Battle of Shiloh Quick Facts
The Battle of Shiloh was fought on April 6th and April 7th of 1862.
The battle location was Pittsburg Landing which is along the bank of the Tennessee River in Tennessee.
The Confederate Commander was General Albert Sidney Johnston. When he was mortally wounded on the first day of the battle his second in command P.G.T. Beauregard took over.
General Ulysses S. Grant led the Union Army at this battle.
The battle pitted approximately 66,800 Union soldiers up against about 44,700 Confederate soldiers. Many of the Union forces arriving on the second day of the battle.
The Union Army won the Battle of Shiloh forcing the Confederate Army to withdraw from the battlefield.
Union casualties (dead, wounded, and missing) were approximately 13,000 and Confederate casualties were about 10,700.
Interesting Battle of Shiloh Facts
Before this battle Union forces led by General Ulysses S. Grant had been very successful in the western theater of the war. This included capturing two strategically important
forts; Fort Henry and Fort Donelson.
General Grant had chosen Pittsburg Landing as a launching point for his attack on Corinth Mississippi which was a major transportation hub for the Confederacy.
The reason why the Battle of Shiloh was fought was Confederate General Johnston hoped to halt the Union plan to invade Mississippi and needed to attack the Union forces along
the Tennessee River before Union reinforcements could arrive.
On April 6th 1862 the Confederates launched their attack and caught the Union Army by surprise. At first they experienced great success and drove the Union soldiers out of their camps.
At a sunken road, since nicknamed the "Hornet's Nest", several Union soldiers made a stand repelling several Confederate attacks. This gave the rest of the Union forces time to
regroup. Fighting lasted until night time on the 6th of April.

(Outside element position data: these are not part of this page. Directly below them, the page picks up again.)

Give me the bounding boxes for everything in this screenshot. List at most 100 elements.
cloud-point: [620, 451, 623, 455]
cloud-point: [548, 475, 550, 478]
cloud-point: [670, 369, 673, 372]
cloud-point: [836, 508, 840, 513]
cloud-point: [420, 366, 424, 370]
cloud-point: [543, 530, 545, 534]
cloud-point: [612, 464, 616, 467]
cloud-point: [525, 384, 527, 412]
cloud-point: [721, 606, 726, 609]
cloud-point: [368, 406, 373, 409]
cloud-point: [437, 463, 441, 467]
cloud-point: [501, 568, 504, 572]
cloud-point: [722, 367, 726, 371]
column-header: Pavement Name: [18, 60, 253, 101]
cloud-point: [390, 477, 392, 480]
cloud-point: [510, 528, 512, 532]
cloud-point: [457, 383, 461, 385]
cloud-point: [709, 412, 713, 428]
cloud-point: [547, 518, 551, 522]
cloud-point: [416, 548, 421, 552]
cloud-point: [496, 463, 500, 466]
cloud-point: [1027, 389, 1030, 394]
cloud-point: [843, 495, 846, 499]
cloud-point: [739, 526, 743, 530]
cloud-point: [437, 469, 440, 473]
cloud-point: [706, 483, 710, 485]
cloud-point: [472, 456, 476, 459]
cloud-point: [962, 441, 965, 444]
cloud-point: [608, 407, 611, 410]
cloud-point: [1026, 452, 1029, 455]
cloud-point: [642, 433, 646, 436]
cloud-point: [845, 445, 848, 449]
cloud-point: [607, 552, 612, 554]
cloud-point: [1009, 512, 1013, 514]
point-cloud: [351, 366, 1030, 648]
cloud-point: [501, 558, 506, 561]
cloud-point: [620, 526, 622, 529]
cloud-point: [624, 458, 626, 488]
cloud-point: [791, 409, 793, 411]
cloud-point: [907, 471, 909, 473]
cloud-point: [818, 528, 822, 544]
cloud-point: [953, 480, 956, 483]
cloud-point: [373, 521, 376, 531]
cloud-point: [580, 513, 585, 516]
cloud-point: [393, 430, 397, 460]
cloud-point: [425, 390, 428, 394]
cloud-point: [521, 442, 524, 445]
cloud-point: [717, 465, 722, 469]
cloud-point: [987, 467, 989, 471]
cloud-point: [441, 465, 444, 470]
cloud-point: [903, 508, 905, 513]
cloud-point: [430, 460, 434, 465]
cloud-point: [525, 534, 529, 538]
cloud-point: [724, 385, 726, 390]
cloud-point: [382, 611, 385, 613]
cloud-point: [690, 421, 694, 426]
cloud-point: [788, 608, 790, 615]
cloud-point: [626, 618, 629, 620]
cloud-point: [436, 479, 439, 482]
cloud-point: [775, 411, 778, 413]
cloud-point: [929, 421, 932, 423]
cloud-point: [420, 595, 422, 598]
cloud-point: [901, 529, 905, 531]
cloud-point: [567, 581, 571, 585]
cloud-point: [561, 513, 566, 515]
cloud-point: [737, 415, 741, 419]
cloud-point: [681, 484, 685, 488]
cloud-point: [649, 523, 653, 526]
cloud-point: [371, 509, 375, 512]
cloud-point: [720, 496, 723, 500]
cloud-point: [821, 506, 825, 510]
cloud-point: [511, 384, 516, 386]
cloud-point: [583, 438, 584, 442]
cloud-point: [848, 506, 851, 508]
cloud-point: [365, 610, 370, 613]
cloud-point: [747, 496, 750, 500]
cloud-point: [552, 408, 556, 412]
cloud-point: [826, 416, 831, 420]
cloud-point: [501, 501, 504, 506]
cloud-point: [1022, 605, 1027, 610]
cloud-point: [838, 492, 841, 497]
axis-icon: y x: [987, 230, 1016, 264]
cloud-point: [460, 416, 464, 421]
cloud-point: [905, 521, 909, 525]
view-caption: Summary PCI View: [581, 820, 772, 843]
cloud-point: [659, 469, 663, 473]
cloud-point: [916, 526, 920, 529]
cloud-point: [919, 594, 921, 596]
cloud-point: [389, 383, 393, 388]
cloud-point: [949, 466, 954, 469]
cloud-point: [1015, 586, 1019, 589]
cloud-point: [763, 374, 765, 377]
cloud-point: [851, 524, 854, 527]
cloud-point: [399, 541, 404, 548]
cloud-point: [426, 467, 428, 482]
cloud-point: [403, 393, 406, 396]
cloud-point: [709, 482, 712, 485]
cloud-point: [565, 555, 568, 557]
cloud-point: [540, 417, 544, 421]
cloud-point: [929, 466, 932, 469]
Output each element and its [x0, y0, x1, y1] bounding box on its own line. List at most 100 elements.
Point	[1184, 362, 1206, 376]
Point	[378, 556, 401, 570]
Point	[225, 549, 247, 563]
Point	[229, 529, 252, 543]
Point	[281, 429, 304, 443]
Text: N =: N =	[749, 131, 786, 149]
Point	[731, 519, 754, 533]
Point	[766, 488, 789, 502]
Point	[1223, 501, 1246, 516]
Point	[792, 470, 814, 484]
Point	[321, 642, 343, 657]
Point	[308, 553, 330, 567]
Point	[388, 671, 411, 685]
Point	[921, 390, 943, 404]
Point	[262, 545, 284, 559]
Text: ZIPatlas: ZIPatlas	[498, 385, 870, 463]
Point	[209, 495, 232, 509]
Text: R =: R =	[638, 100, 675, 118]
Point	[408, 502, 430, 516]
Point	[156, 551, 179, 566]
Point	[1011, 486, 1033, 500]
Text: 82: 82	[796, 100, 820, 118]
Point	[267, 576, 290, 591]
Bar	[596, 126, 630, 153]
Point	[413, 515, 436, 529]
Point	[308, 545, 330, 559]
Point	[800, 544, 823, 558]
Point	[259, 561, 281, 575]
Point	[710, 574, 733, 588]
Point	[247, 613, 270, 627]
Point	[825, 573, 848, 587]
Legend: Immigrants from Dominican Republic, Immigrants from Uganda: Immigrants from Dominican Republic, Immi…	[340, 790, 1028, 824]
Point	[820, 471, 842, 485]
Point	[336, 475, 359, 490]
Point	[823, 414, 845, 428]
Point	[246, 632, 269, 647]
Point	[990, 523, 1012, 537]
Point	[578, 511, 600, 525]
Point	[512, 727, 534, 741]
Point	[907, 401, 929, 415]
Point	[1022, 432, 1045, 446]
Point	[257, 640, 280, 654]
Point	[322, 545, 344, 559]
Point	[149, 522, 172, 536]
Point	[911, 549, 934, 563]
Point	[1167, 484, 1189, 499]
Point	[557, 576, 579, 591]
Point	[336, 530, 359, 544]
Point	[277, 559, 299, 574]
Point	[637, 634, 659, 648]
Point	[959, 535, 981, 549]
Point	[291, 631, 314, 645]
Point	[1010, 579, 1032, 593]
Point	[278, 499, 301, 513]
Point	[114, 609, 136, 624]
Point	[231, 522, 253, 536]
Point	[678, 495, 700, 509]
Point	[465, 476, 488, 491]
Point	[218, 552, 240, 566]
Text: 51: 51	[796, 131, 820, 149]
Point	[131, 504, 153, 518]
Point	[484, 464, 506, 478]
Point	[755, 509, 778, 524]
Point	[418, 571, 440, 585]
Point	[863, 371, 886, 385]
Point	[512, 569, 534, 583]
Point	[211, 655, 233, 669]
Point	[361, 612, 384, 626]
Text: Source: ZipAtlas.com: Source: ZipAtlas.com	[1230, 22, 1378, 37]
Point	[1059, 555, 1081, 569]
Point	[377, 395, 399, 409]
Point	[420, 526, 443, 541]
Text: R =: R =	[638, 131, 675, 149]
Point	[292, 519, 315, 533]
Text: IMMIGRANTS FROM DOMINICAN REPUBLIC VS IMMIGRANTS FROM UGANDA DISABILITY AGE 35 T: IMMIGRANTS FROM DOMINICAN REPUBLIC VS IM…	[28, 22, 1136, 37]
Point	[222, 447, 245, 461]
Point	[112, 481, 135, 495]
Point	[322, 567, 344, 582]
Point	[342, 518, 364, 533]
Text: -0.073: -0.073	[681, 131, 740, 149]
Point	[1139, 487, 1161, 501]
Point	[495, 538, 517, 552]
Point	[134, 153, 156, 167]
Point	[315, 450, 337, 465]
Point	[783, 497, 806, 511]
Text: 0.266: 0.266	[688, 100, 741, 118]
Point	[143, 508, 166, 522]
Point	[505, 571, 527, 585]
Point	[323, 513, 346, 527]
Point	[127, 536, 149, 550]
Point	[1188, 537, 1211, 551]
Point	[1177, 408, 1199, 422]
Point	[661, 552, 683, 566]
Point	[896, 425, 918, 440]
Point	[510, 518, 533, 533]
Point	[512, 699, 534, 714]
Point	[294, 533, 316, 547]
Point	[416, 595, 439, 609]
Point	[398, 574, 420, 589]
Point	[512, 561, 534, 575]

Although initially caught off guard by the Confederate surprise attack, General William Tecumseh Sherman played an important role in regrouping the Union forces. He rode his horse along
the Union lines encouraging the soldiers to repel the Confederate assaults. He suffered two minor wounds and had several horses shot out from under him. Many historians see
this as a turning point in his career that would result in him becoming one of the Unions most important generals.
By the morning of April 7th (1862) Union reinforcements commanded by General Buell had arrived. The Northerners now with approximately 40,000 soldiers greatly outnumbered the
depleted Confederate force of about 30,000.
On the morning of April 7th (1862) the fighting continued culminating with a stalemate. The Confederate forces, now commanded by General Beauregard, having suffered many
casualties and now greatly outnumbered withdrew from the battle field. Grant and his forces were now free to plan their advance into Mississippi.